I am porting a net from Keras to Pytorch, however the training in Pytorch doesn’t seem to learn anything. The net is trying to learn sub-word embeddings in a phrase and classify it among three classes.
The architecture (along with output shapes) of the net is as follows :
- Embedding Layer (batch x 200 x 128)
- Convolution Layer (batch x 198 x 128)
- Max Pooling Layer (batch x 66 x 128)
- LSTM Layer (batch x 66 x 128)
- LSTM Layer (batch x 128)
- Dense Layer (batch x 3)
I have tried with different learning rates, changing the loss from Cross Entropy to Softmax+NLL, however the Pytorch model doesn’t seem to learn.
The input X
is a file of shape (num_samples, 200)
with each value in the range [0,26], and y
are the labels in [0,1,2] for each sample.
Here is the Keras code :
from tensorflow.keras.models import Sequential
from tensorflow.keras.layers import Dense, Dropout, Activation, Embedding, LSTM, GRU, Convolution1D, MaxPooling1D
from tensorflow.keras.utils import to_categorical
#Format conversion for y
y_train = to_categorical(y, 3)
#Train & Validation data splitting
X_train, X_valid, y_train, y_valid = train_test_split(X, y, test_size=0.2, random_state=42)
embedLayer = Embedding(input_dim=27, output_dim=128, input_length=200)
convLayer = Convolution1D(filters=128, kernel_size=3, activation='relu')
poolLayer = MaxPooling1D(pool_size=3)
lstmLayer1 = LSTM(units=128, dropout=0.2, recurrent_dropout=0.2, return_sequences=True)
lstmLayer2 = LSTM(units=128, dropout=0.2, recurrent_dropout=0.2, return_sequences=False)
denseLayer = Dense(units=3)
model = Sequential()
model.add(embedLayer)
model.add(convLayer)
model.add(poolLayer)
model.add(lstmLayer1)
model.add(lstmLayer2)
model.add(denseLayer)
model.add(Activation('softmax'))
model.compile(loss='categorical_crossentropy',
optimizer='adamax',
metrics=['accuracy'])
# Training data
model.fit(x=X_train, y=y_train,
batch_size=128,
epochs=50,
validation_data=(X_valid, y_valid))
Here is the PyTorch code :
class RNNModel(nn.Module):
def __init__(self):
super(RNNModel, self).__init__()
# Layers
self.embeddingLayer = nn.Embedding(num_embeddings=27, embedding_dim=128)
self.convLayer = nn.Conv1d(in_channels=128, out_channels=128,
kernel_size=3)
self.lstmLayer1 = nn.LSTM(input_size=128, hidden_size=128)

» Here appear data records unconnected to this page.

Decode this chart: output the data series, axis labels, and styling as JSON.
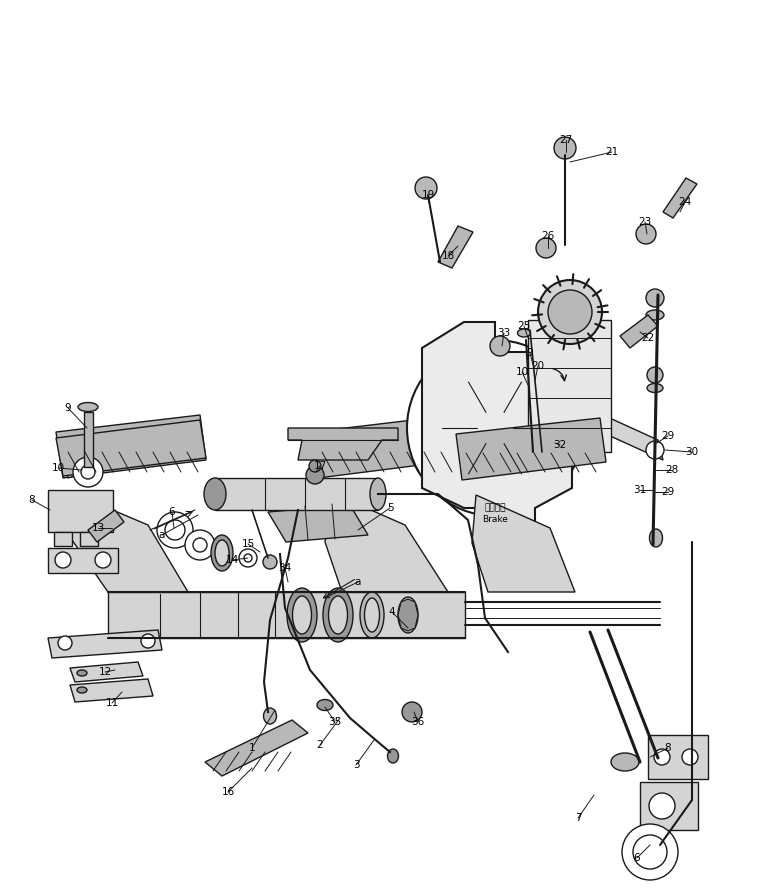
{
  "figsize": [
    7.69,
    8.94
  ],
  "dpi": 100,
  "bg": "#ffffff",
  "lc": "#1a1a1a",
  "fl": "#d4d4d4",
  "fm": "#b8b8b8",
  "fd": "#989898",
  "brake_jp": "ブレーキ",
  "brake_en": "Brake"
}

self.lstmLayer2 = nn.LSTM(input_size=128, hidden_size=128)
self.denseLayer = nn.Linear(in_features=128, out_features=3)
def forward(self, x):
# Forming embeddings
x = self.embeddingLayer(x)
# Convolution and pooling
x = x.view(-1, 128, 200)
x = F.relu(self.convLayer(x))
x = F.max_pool1d(x, kernel_size=3)
# LSTM layers
x = x.view(x.shape[2], x.shape[0], x.shape[1])
x, _ = self.lstmLayer1(x)
x = F.dropout(x, p=0.2)
_, (x, _) = self.lstmLayer2(x)
x = F.dropout(x, p=0.2)
# Dense layer
x = x.view(x.shape[1], x.shape[2])
x = self.denseLayer(x)
return x
device = torch.device('cuda')
model = RNNModel()
model = model.to(device)
lossFunc = nn.CrossEntropyLoss()
optimizer = torch.optim.Adamax(model.parameters())

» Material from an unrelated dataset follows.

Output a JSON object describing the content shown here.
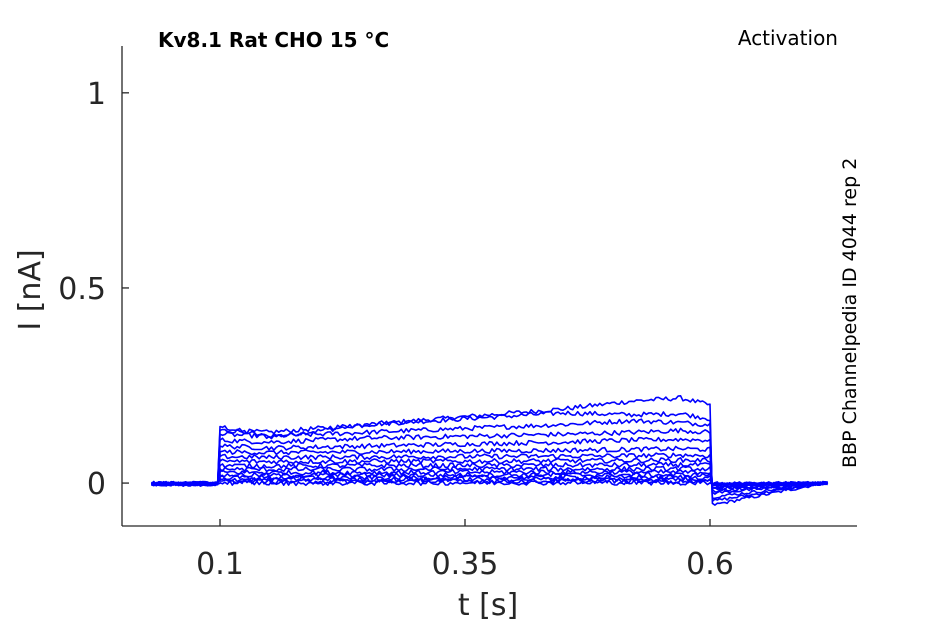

# trainGen and devGen are generators for training and dev set respectively
for i in range(50):
for X_batch, y_batch in trainGen:
X_batch = X_batch.to(device)
y_batch = y_batch.to(device)
pred_batch = model(X_batch.long())
loss = lossFunc(pred_batch, y_batch.long())
optimizer.zero_grad()
loss.backward()
optimizer.step()
print("\nITERATION ", i+1, "\n Train Loss = ", loss.item())
with torch.no_grad():
for X_dev, y_dev in devGen:
X_dev = X_dev.to(device)
y_dev = y_dev.to(device)
pred_batch_dev = model(X_dev.long())
loss = lossFunc(pred_batch_dev, y_dev.long())
print(" Dev Loss = ", loss.item())
The Keras model does learn something because it brings up the accuracy from around 47% to 63%. However the Pytorch models keeps wavering around the initial loss only. What is the problem here?